Monday, July 28, 2008

Monday, July 28, 2008



(This is the Bishops and Spouses' Choir from The Episcopal Church singing at Evening Prayer.)

Monday was a wonderful and hard day. We began as we always begin: Eucharist, breakfast, Bible study, our groups of 40. All of that was very stimulating. I find our conversation in these groups to be very enriching because of the strong cultural differences. We worship the same Lord but in 130 countries.

Monday afternoon we had an opening hearing on both the situation of the Anglican Communion as well as the proposed Covenant from "The Continuing Windsor Group." This is a committee appointed by the Archbishop to monitor what has happened in the Communion since the Windsor Report and to make recommendations of how that report might be folded into any proposed Covenant.

For me, it was Deja vu all over again but in different languages. There were some very insightful comments and one very moving talk by an American bishop. On the whole, however, this was not a conversation but a host of speeches, and we have heard most of them before. The afternoon did underline how profound the differences are. We have such little time and so wide a gulf that I came away without much optimism.

However, last evening we heard Jonathan Sacks, the Chief Rabbi for England. I had read one of his books, and, therefore, knew how brilliant he was, but I didn't know what kind of speaker he might be. He was amazing.

The Archbishop had asked him to speak on Covenant (for obvious reasons). Rabbi Sacks spoke of Covenants of Fate--which are bonds that arise from a common condition (which he links to Noah) and Covenants of Faith--which are bonds that arise from a common hope and promise (which he links to Abraham and Moses). The paradox, he says, is that just as our Covenants of Faith are breaking apart, our Covenants of Fate are pushing us together. Our sense of communion gets smaller at the very time when what happens in the Far East directly affects us in WNC and we face a global energy crisis.

He called on humanity to renew our Covenant of Fate because if we do not, we will die separately. This covenant enables us to "make space for one another and for God." More poignantly, he called on us as Anglicans to be an example of communion to the world. He said the hardest thing in this time is holding a faith community together and yet we have done this with a world wide Communion for 500 years with grace. He called for us to be an example to a world of growing divisions.

He ended by talking about the Middle East. He said that the way to reconciliation there was through "our shared tears." It's only when Arab and Israeli; Muslim and Jew look at the loss of lives together that peace will come. Specifically, he mentioned a group of Muslim and Jewish parents who have all lost children in the conflict.

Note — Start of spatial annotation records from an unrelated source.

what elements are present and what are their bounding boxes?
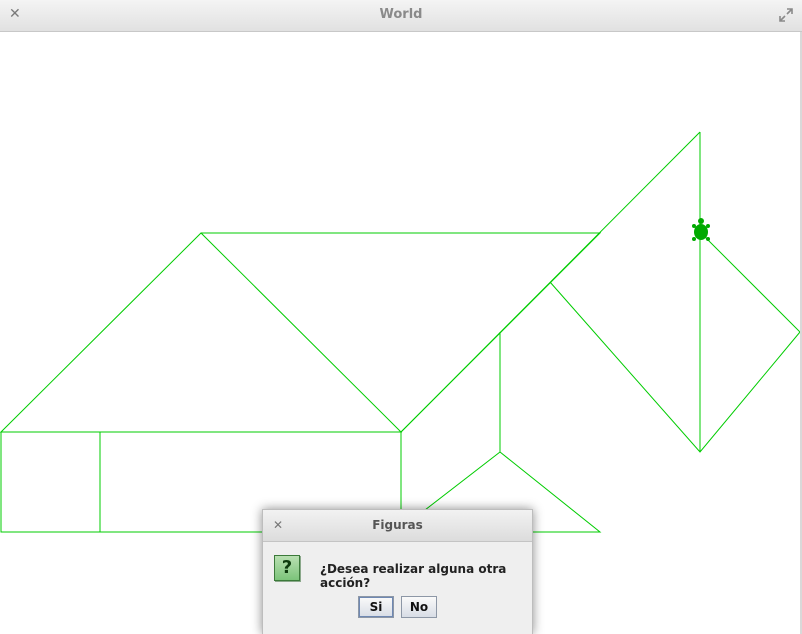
yes-button[interactable]: Si [358, 596, 394, 618]
diamond-shape [549, 231, 801, 453]
window-titlebar: ✕ World [0, 0, 802, 32]
maximize-icon[interactable] [779, 8, 793, 22]
confirm-dialog: ✕ Figuras ? ¿Desea realizar alguna otra … [262, 509, 533, 634]
window-title: World [379, 7, 423, 22]
dialog-title: Figuras [372, 518, 423, 532]
roof-triangle [0, 232, 403, 433]
no-button[interactable]: No [401, 596, 437, 618]
parallelogram-shape [201, 232, 602, 433]
question-icon: ? [274, 555, 300, 581]
turtle-icon [692, 218, 710, 241]
dialog-titlebar: ✕ Figuras [263, 510, 532, 542]
dialog-message: ¿Desea realizar alguna otra acción? [320, 562, 507, 590]
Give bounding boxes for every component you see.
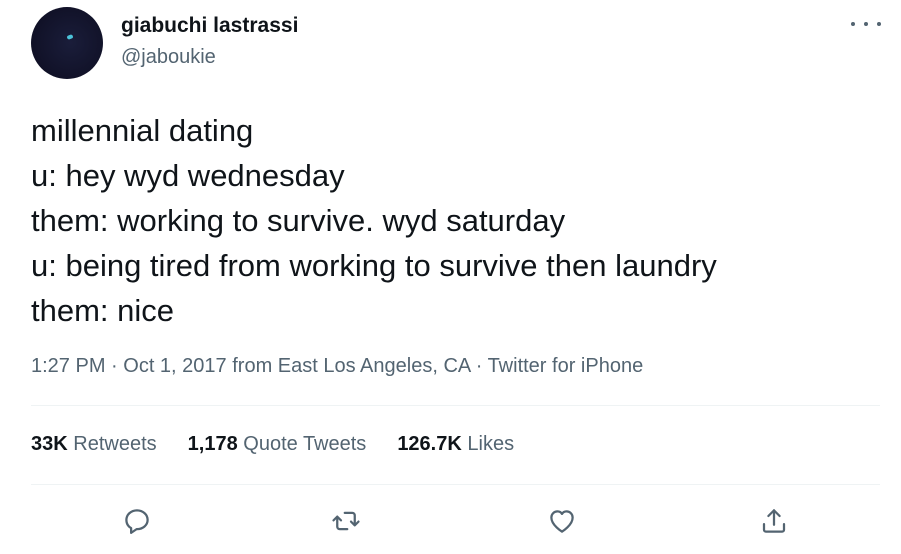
tweet-line: u: hey wyd wednesday bbox=[31, 158, 345, 193]
tweet-source[interactable]: Twitter for iPhone bbox=[488, 355, 644, 377]
tweet-line: millennial dating bbox=[31, 113, 254, 148]
tweet-line: them: nice bbox=[31, 293, 175, 328]
quote-tweets-count: 1,178 bbox=[187, 433, 238, 455]
retweets-count: 33K bbox=[31, 433, 68, 455]
tweet-stats: 33K Retweets 1,178 Quote Tweets 126.7K L… bbox=[31, 433, 514, 456]
tweet-text: millennial dating u: hey wyd wednesday t… bbox=[31, 108, 717, 333]
retweets-label: Retweets bbox=[73, 433, 157, 455]
avatar-image-mark bbox=[66, 34, 74, 40]
avatar[interactable] bbox=[31, 7, 103, 79]
divider bbox=[31, 405, 880, 406]
tweet-meta: 1:27 PM · Oct 1, 2017 from East Los Ange… bbox=[31, 355, 643, 378]
divider bbox=[31, 484, 880, 485]
likes-label: Likes bbox=[467, 433, 515, 455]
likes-count: 126.7K bbox=[397, 433, 462, 455]
author-name[interactable]: giabuchi lastrassi bbox=[121, 14, 298, 38]
tweet-line: u: being tired from working to survive t… bbox=[31, 248, 717, 283]
heart-icon[interactable] bbox=[544, 503, 580, 539]
tweet-time[interactable]: 1:27 PM bbox=[31, 355, 105, 377]
author-handle[interactable]: @jaboukie bbox=[121, 46, 216, 69]
retweets-stat[interactable]: 33K Retweets bbox=[31, 433, 157, 456]
meta-separator: · bbox=[105, 355, 124, 377]
retweet-icon[interactable] bbox=[328, 503, 364, 539]
share-icon[interactable] bbox=[756, 503, 792, 539]
reply-icon[interactable] bbox=[119, 503, 155, 539]
tweet-date[interactable]: Oct 1, 2017 bbox=[123, 355, 226, 377]
tweet-location[interactable]: from East Los Angeles, CA bbox=[227, 355, 470, 377]
tweet-line: them: working to survive. wyd saturday bbox=[31, 203, 566, 238]
quote-tweets-stat[interactable]: 1,178 Quote Tweets bbox=[188, 433, 367, 456]
meta-separator: · bbox=[470, 355, 488, 377]
more-options-icon[interactable] bbox=[851, 14, 881, 34]
quote-tweets-label: Quote Tweets bbox=[243, 433, 367, 455]
likes-stat[interactable]: 126.7K Likes bbox=[397, 433, 514, 456]
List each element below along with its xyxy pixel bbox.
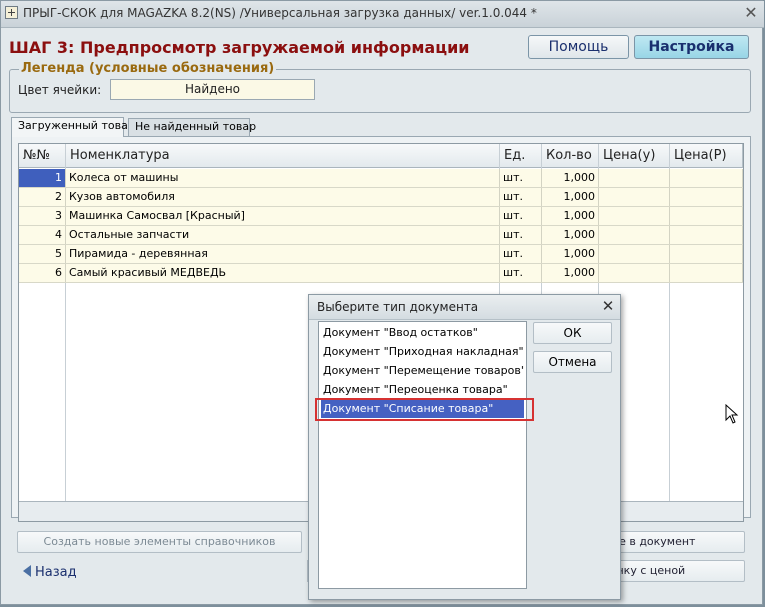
table-row[interactable]: 4 Остальные запчасти шт. 1,000 xyxy=(19,226,743,245)
dialog-title-bar[interactable]: Выберите тип документа ✕ xyxy=(309,295,620,320)
price-r-cell xyxy=(670,188,743,206)
table-row[interactable]: 6 Самый красивый МЕДВЕДЬ шт. 1,000 xyxy=(19,264,743,283)
price-r-cell xyxy=(670,226,743,244)
ok-button[interactable]: ОК xyxy=(533,322,612,344)
quantity-cell: 1,000 xyxy=(542,188,599,206)
unit-cell: шт. xyxy=(500,188,542,206)
unit-cell: шт. xyxy=(500,169,542,187)
quantity-cell: 1,000 xyxy=(542,207,599,225)
selection-highlight-frame xyxy=(315,398,534,421)
create-catalog-elements-button[interactable]: Создать новые элементы справочников xyxy=(17,531,302,553)
row-number-cell: 5 xyxy=(19,245,66,263)
price-u-cell xyxy=(599,245,670,263)
name-cell: Колеса от машины xyxy=(66,169,500,187)
unit-cell: шт. xyxy=(500,264,542,282)
price-r-cell xyxy=(670,207,743,225)
dialog-title: Выберите тип документа xyxy=(317,300,479,314)
row-number-cell: 3 xyxy=(19,207,66,225)
name-cell: Пирамида - деревянная xyxy=(66,245,500,263)
settings-button[interactable]: Настройка xyxy=(634,35,749,59)
help-button[interactable]: Помощь xyxy=(528,35,629,59)
table-row[interactable]: 2 Кузов автомобиля шт. 1,000 xyxy=(19,188,743,207)
price-u-cell xyxy=(599,207,670,225)
price-r-cell xyxy=(670,245,743,263)
list-item[interactable]: Документ "Ввод остатков" xyxy=(321,324,524,342)
price-r-cell xyxy=(670,169,743,187)
row-number-cell: 2 xyxy=(19,188,66,206)
list-item[interactable]: Документ "Перемещение товаров" xyxy=(321,362,524,380)
mouse-cursor-icon xyxy=(725,404,739,424)
name-cell: Кузов автомобиля xyxy=(66,188,500,206)
table-row[interactable]: 5 Пирамида - деревянная шт. 1,000 xyxy=(19,245,743,264)
row-number-cell: 4 xyxy=(19,226,66,244)
back-button[interactable]: Назад xyxy=(23,565,77,580)
title-bar[interactable]: ПРЫГ-СКОК для MAGAZKA 8.2(NS) /Универсал… xyxy=(1,1,764,28)
document-type-list[interactable]: Документ "Ввод остатков" Документ "Прихо… xyxy=(318,321,527,589)
document-type-dialog: Выберите тип документа ✕ Документ "Ввод … xyxy=(308,294,621,600)
unit-cell: шт. xyxy=(500,226,542,244)
window-close-button[interactable]: ✕ xyxy=(742,4,760,22)
list-item[interactable]: Документ "Переоценка товара" xyxy=(321,381,524,399)
quantity-cell: 1,000 xyxy=(542,226,599,244)
back-label: Назад xyxy=(35,565,77,580)
app-icon xyxy=(5,6,18,19)
price-r-cell xyxy=(670,264,743,282)
back-arrow-icon xyxy=(23,565,31,577)
name-cell: Машинка Самосвал [Красный] xyxy=(66,207,500,225)
legend-title: Легенда (условные обозначения) xyxy=(19,61,277,76)
tab-loaded-goods[interactable]: Загруженный товар xyxy=(11,117,135,137)
row-number-cell: 6 xyxy=(19,264,66,282)
unit-cell: шт. xyxy=(500,245,542,263)
price-u-cell xyxy=(599,169,670,187)
cancel-button[interactable]: Отмена xyxy=(533,351,612,373)
price-u-cell xyxy=(599,264,670,282)
page-title: ШАГ 3: Предпросмотр загружаемой информац… xyxy=(9,38,470,57)
unit-cell: шт. xyxy=(500,207,542,225)
quantity-cell: 1,000 xyxy=(542,245,599,263)
tab-not-found-goods[interactable]: Не найденный товар xyxy=(128,118,256,136)
column-header-price-r[interactable]: Цена(Р) xyxy=(670,144,743,168)
name-cell: Остальные запчасти xyxy=(66,226,500,244)
price-u-cell xyxy=(599,226,670,244)
table-row[interactable]: 3 Машинка Самосвал [Красный] шт. 1,000 xyxy=(19,207,743,226)
name-cell: Самый красивый МЕДВЕДЬ xyxy=(66,264,500,282)
dialog-close-button[interactable]: ✕ xyxy=(599,297,617,315)
price-u-cell xyxy=(599,188,670,206)
cell-color-swatch: Найдено xyxy=(110,79,315,100)
row-number-cell: 1 xyxy=(19,169,66,187)
quantity-cell: 1,000 xyxy=(542,169,599,187)
table-row[interactable]: 1 Колеса от машины шт. 1,000 xyxy=(19,169,743,188)
quantity-cell: 1,000 xyxy=(542,264,599,282)
window-title: ПРЫГ-СКОК для MAGAZKA 8.2(NS) /Универсал… xyxy=(23,6,537,20)
cell-color-label: Цвет ячейки: xyxy=(18,83,102,97)
list-item[interactable]: Документ "Приходная накладная" xyxy=(321,343,524,361)
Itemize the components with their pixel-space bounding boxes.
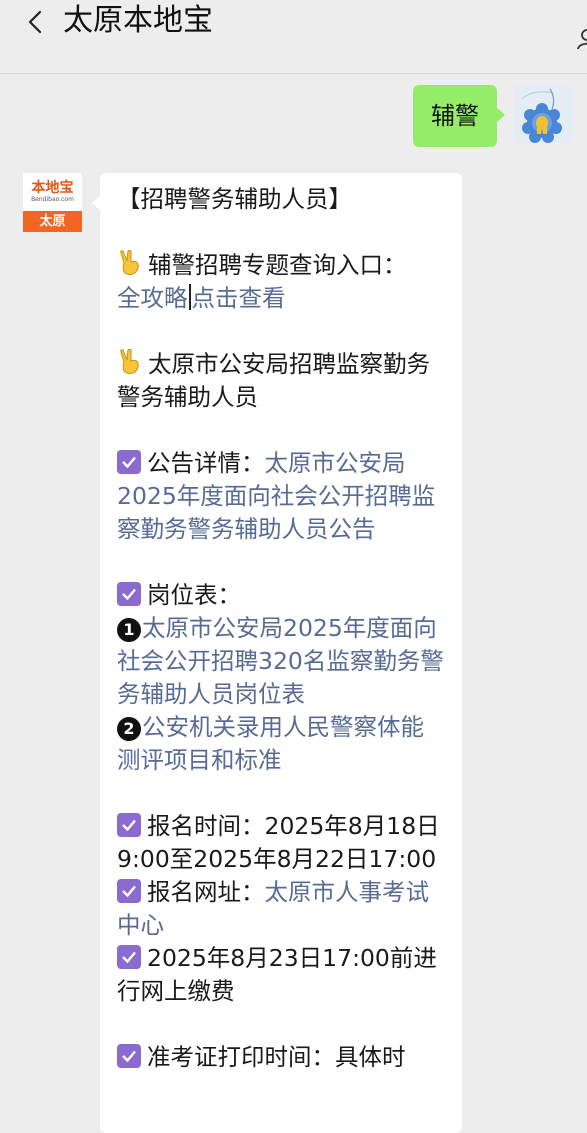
- checkbox-icon: [117, 450, 141, 474]
- outgoing-message-bubble[interactable]: 辅警: [413, 85, 505, 147]
- checkbox-icon: [117, 1044, 141, 1068]
- number-two-badge: 2: [117, 717, 141, 741]
- admit-card-line: 准考证打印时间：具体时: [117, 1041, 446, 1074]
- signup-time-line: 报名时间：2025年8月18日9:00至2025年8月22日17:00: [117, 812, 440, 873]
- payment-line: 2025年8月23日17:00前进行网上缴费: [117, 944, 437, 1005]
- view-link[interactable]: 点击查看: [192, 284, 286, 312]
- flower-avatar-icon: [514, 85, 572, 143]
- bendibao-logo: 本地宝 Bendibao.com: [23, 173, 82, 211]
- back-button[interactable]: [18, 2, 52, 42]
- positions-item-1: 1 太原市公安局2025年度面向社会公开招聘320名监察勤务警务辅助人员岗位表: [117, 612, 446, 711]
- entry-line: 辅警招聘专题查询入口：: [117, 249, 446, 282]
- checkbox-icon: [117, 582, 141, 606]
- fitness-standard-link[interactable]: 公安机关录用人民警察体能测评项目和标准: [117, 713, 424, 774]
- person-icon: [577, 29, 587, 50]
- checkbox-icon: [117, 945, 141, 969]
- user-avatar[interactable]: [514, 85, 572, 143]
- chevron-left-icon: [28, 10, 42, 34]
- guide-link[interactable]: 全攻略: [117, 284, 188, 312]
- outgoing-message-text: 辅警: [431, 102, 479, 130]
- entry-links: 全攻略 点击查看: [117, 282, 446, 315]
- positions-label-line: 岗位表：: [117, 579, 446, 612]
- positions-table-link[interactable]: 太原市公安局2025年度面向社会公开招聘320名监察勤务警务辅助人员岗位表: [117, 614, 444, 708]
- number-one-badge: 1: [117, 618, 141, 642]
- more-options-button[interactable]: [577, 28, 587, 50]
- page-title: 太原本地宝: [63, 3, 213, 38]
- signup-site-line: 报名网址：太原市人事考试中心: [117, 878, 429, 939]
- incoming-message-bubble: 【招聘警务辅助人员】 辅警招聘专题查询入口： 全攻略 点击查看 太原市公安局招聘监…: [92, 173, 462, 1133]
- victory-hand-icon: [117, 249, 142, 276]
- positions-item-2: 2 公安机关录用人民警察体能测评项目和标准: [117, 711, 446, 777]
- victory-hand-icon: [117, 348, 142, 375]
- notice-line: 公告详情：太原市公安局2025年度面向社会公开招聘监察勤务警务辅助人员公告: [117, 449, 436, 543]
- message-heading: 【招聘警务辅助人员】: [117, 185, 352, 213]
- checkbox-icon: [117, 813, 141, 837]
- sender-avatar[interactable]: 本地宝 Bendibao.com 太原: [23, 173, 82, 232]
- checkbox-icon: [117, 879, 141, 903]
- text-cursor: [188, 284, 191, 310]
- chat-header: 太原本地宝: [0, 0, 587, 74]
- avatar-city-label: 太原: [23, 211, 82, 232]
- subject-line: 太原市公安局招聘监察勤务警务辅助人员: [117, 348, 430, 411]
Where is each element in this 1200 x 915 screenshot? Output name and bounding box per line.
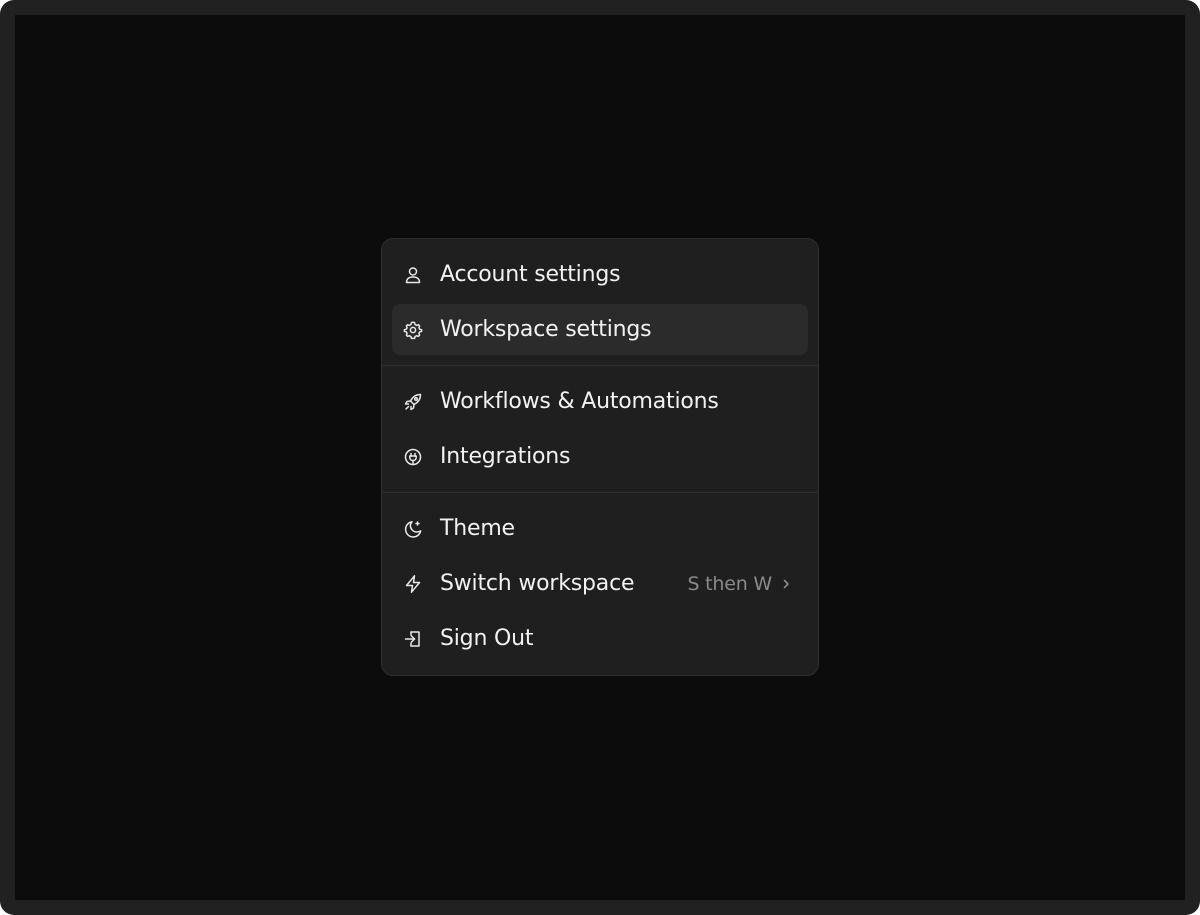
menu-item-label: Workflows & Automations <box>440 389 719 414</box>
keyboard-shortcut: S then W <box>687 572 772 595</box>
menu-group-tools: Workflows & Automations Integrations <box>382 366 818 492</box>
menu-item-switch-workspace[interactable]: Switch workspace S then W <box>392 558 808 609</box>
user-icon <box>402 264 424 286</box>
menu-item-label: Workspace settings <box>440 317 652 342</box>
gear-icon <box>402 319 424 341</box>
moon-icon <box>402 518 424 540</box>
sign-out-icon <box>402 628 424 650</box>
menu-group-account: Theme Switch workspace S then W Sign Out <box>382 493 818 674</box>
menu-item-account-settings[interactable]: Account settings <box>392 249 808 300</box>
menu-item-theme[interactable]: Theme <box>392 503 808 554</box>
menu-group-settings: Account settings Workspace settings <box>382 239 818 365</box>
menu-item-label: Switch workspace <box>440 571 635 596</box>
menu-item-label: Theme <box>440 516 515 541</box>
menu-item-workflows-automations[interactable]: Workflows & Automations <box>392 376 808 427</box>
menu-item-sign-out[interactable]: Sign Out <box>392 613 808 664</box>
menu-item-label: Integrations <box>440 444 571 469</box>
menu-item-integrations[interactable]: Integrations <box>392 431 808 482</box>
lightning-icon <box>402 573 424 595</box>
plug-icon <box>402 446 424 468</box>
menu-item-workspace-settings[interactable]: Workspace settings <box>392 304 808 355</box>
rocket-icon <box>402 391 424 413</box>
menu-item-label: Sign Out <box>440 626 534 651</box>
chevron-right-icon <box>780 578 792 590</box>
menu-item-label: Account settings <box>440 262 621 287</box>
account-dropdown-menu: Account settings Workspace settings Work… <box>381 238 819 676</box>
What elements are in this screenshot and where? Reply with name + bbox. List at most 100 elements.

They go and advocate for peace so that no more parents will have to weep as they have.

I thought about that and prayed that we in the Anglican Communion do not have to lose so much before we turn towards one another. Perhaps we don't have to replay a Shakespearean tragedy where at the end when the stage is littered with bodies, the actors say "If only...." Perhaps we can skip to the end and find reconcilation before more and more tears are shed. At the end of the day, it is about opening our hearts to God.

Thus, the day was one of bookends: a sobering realization of the stark differences and an inspired call to find a bridge and to lay down our verbal arms for Christ's sake. I do not know the way forward, but I am convinced that Christ has called us to the ministry of reconciliation and, therefore, we must believe he will show us the way.

Keep us in your prayers as I keep you in mine.